Валентина Петровна долго лежала в постели, не гася лампу, горевшую на столе посредине комнаты. Она боялась темноты за окнами, темноты, которая подстерегала ее во всех углах и глядела на нее чужими, немигающими глазами, холодное и липкое прикосновение которых она ощущала всем своим телом. Это были те же глаза, которые так расстроили ее при
выезде из города.Наконец она стремительно поднялась и позвонила. Сердце под одеялом сильно билось, отсчитывая секунды, напряженное и чувствительное, как струны скрипки.
Лайош вошел и почтительно остановился на пороге.
— Закройте получше ставни!
Голос Валентины Петровны дрожал, как студень. И пока Лайош, послушный приказу, запирал ставни, запертые еще с вечера, молодая женщина, под стук засовов, прибавила с прозрачной и резкой определенностью:
— Не хочу видеть… ни следа… этой русской скуки!
Молодой венгр, как-то странно затаив дыхание, по тихим коврам прошел мимо нее к выходу. Он был почти у двери, когда за его спиной раздался все тот же чуть дрожащий голос:
— И погасите свет!
Лайош, сердце которого уже было начеку, быстро вернулся и мгновенно накрыл комнату, женщину и себя горячей темнотой. Когда он вторично, уже нерешительно, брался за дверную ручку, Валентина Петровна твердо и повелительно сказала из темноты:
— Подите же сюда!
82
В серых лохмотьях морозных туманов, иссиня-бледный, с прозеленью, из смерзшихся снегов на горизонте вылезал худосочный день. Белесые поля дышали резкой свежестью.
Прапорщик Шеметун, немного проспавшийся в кресле у Обуховых, ехал в санях домой и горланил во всю свою могучую сибиряцкую грудь под пение полозьев. Лошади, пугаясь буйного крика, летели вихрем, и Шеметун даже не заметил ни Бауэра, ни Иозефа Беранека, которые у самой винокурни уступили саням дорогу. Беранек, узнавший бы господскую упряжку хоть черной ночью, бодро и лихо вскинул озябшую руку к козырьку, пытаясь даже в снегу щелкнуть каблуками.
Сани промчались и остановились только у дома, занимаемого пленными офицерами.
Обер-лейтенант Грдличка со слащавой любезностью пригласил Шеметуна выпить черного кофе.
— Хорошо, — без всяких колебаний сказал Шеметун. — Вечная память славной ночи!
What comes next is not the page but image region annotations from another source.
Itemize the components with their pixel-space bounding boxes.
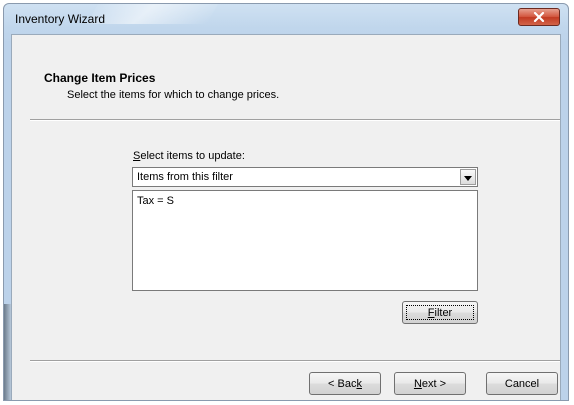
close-button[interactable] xyxy=(518,8,560,26)
header-separator xyxy=(30,119,560,121)
select-items-dropdown[interactable]: Items from this filter xyxy=(132,167,478,187)
select-items-label-rest: elect items to update: xyxy=(140,150,245,162)
next-button-label: Next > xyxy=(414,378,446,390)
back-button-accel: k xyxy=(356,377,362,390)
back-button[interactable]: < Back xyxy=(309,372,381,395)
back-button-label: < Back xyxy=(328,378,362,390)
wizard-header: Change Item Prices Select the items for … xyxy=(12,35,560,115)
select-items-value: Items from this filter xyxy=(137,171,233,183)
window-frame-shadow xyxy=(4,304,11,400)
back-button-prefix: < Bac xyxy=(328,377,357,390)
title-bar-sheen xyxy=(86,4,222,24)
title-bar[interactable]: Inventory Wizard xyxy=(4,4,568,34)
list-item[interactable]: Tax = S xyxy=(137,195,174,207)
dialog-client-area: Change Item Prices Select the items for … xyxy=(11,34,561,400)
page-title: Change Item Prices xyxy=(44,71,156,85)
next-button-accel: N xyxy=(413,377,422,390)
filter-button[interactable]: Filter xyxy=(402,301,478,324)
select-items-label: Select items to update: xyxy=(133,150,245,162)
focus-ring xyxy=(406,305,474,320)
page-subtitle: Select the items for which to change pri… xyxy=(67,89,280,101)
filter-list[interactable]: Tax = S xyxy=(132,190,478,291)
next-button[interactable]: Next > xyxy=(394,372,466,395)
footer-separator xyxy=(30,360,560,362)
wizard-window: Inventory Wizard Change Item Prices Sele… xyxy=(3,3,569,401)
dropdown-arrow-button[interactable] xyxy=(460,169,476,185)
dropdown-arrow-icon xyxy=(464,168,472,186)
next-button-rest: ext > xyxy=(421,377,447,390)
window-title: Inventory Wizard xyxy=(15,12,106,26)
cancel-button[interactable]: Cancel xyxy=(486,372,558,395)
close-icon xyxy=(533,12,545,22)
Покроем…
Примерзшие ступеньки заскрипели, и сонный русский часовой, вылезши откуда-то из угла, заторопился сделать на караул винтовкой. Шум и холод ворвались в переднюю, взбудоражив весь дом.
— Пан Вашик!.. Черного кофе! И свет!
В комнате, как в крепости, мирно дышала большая белая печь. Посадив гостя, Грдличка пошел поторопить повара. Вернувшись, он тихо и скромно поставил на стол бутылку.
— Надо бы еще и закусочки, — добавил он с подобострастной ухмылкой. И принес сала. Шеметун, который успел уже понюхать бутылку, погрозил ему своей широкой сибирской лапой.
— Ах ты! Видали — пленные-то, а? Водочку… вопреки предписаниям! Вот арестую я вас вместе с почтеннейшим нашим ревизором, ей-богу, арестую!
Грдличка, который у Обуховых вел себя скромно, теперь лил в себя водку с молчаливой деловитостью, с какой обычно едят после работы. Немытые тела невыспавшихся людей издавали липкий запах. Всей компанией вышли из дому и, расставив ноги, выстроились вдоль сугроба у крыльца; при виде пара, поднимавшегося у них из-под животов, часовой деликатно удалился в сени.